Target has decided not to allow the Salvation Army to place its red kettles and bell ringers at its stores this Christmas season. This could cost the Salvation Army up to $9 million.
Another part of American culture (and English for that matter) may be dying. Salvation Army has used bell ringers and their signature red kettles since 1891. Who doesn’t hear the bell ringing in December and not think its Christmas in the United States?
The Sacramento Bee speculates that Target’s move means the bell ringers are a thing of the past. If so, American culture will surely suffer. The sound of the bell ringers in front of stores reminded us that in the hurry of buying gifts for our loved ones, there are other people in the world who need our help.

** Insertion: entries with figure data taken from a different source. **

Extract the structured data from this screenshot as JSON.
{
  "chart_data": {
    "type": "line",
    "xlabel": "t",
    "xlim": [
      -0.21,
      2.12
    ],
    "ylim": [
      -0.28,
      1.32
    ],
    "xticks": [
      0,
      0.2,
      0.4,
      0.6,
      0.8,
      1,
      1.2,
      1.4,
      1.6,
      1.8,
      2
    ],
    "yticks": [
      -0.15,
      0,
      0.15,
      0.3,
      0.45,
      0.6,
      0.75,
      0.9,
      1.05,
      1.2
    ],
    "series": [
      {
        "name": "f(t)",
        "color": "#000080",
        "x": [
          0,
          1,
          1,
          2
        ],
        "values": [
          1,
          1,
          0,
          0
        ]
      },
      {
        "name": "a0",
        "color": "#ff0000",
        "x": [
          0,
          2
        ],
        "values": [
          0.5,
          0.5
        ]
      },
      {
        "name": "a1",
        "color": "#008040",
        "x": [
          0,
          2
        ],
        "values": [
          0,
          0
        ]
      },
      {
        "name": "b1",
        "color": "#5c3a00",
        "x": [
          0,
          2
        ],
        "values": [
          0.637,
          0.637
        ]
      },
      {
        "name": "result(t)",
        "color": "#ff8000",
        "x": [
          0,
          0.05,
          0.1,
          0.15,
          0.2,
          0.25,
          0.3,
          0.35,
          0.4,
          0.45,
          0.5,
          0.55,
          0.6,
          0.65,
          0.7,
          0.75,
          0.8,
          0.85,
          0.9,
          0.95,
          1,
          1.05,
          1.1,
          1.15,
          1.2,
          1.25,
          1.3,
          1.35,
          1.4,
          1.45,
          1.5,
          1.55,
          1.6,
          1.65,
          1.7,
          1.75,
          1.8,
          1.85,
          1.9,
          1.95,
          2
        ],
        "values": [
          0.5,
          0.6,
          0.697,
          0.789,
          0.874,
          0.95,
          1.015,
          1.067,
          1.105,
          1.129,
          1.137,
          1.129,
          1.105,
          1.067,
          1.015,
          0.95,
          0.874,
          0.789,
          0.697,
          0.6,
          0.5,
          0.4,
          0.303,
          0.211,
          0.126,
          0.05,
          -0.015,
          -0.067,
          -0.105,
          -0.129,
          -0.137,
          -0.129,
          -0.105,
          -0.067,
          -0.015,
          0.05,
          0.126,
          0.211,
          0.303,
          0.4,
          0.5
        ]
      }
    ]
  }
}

The bell ringers also taught us appreciation. How many times during the year do you hear a heart felt “thank you”? But you hear it when you throw some change in the kettle. The ringers thank us because they know that little bit of change adds up to millions of dollars every Christmas.
I remember asking my parents for change to put in the kettle when I was a child. It was part of the joy of experiencing Christmas, giving to others. I hope to be a father in the next couple of years, will my child be able to experience the same joy? If the Salvation Army bell ringers are being told to leave, charity is going with them.
After a Christmas tree disaster last year, Honeybun and I have decided it is time to get an artificial tree. Our next stop was Target. We’ve crossed them off our list this year and won’t be doing any Christmas shopping there. We’ll check out WalMart and go to the malls. Before we do, we’ll make sure we have change for the bell ringers.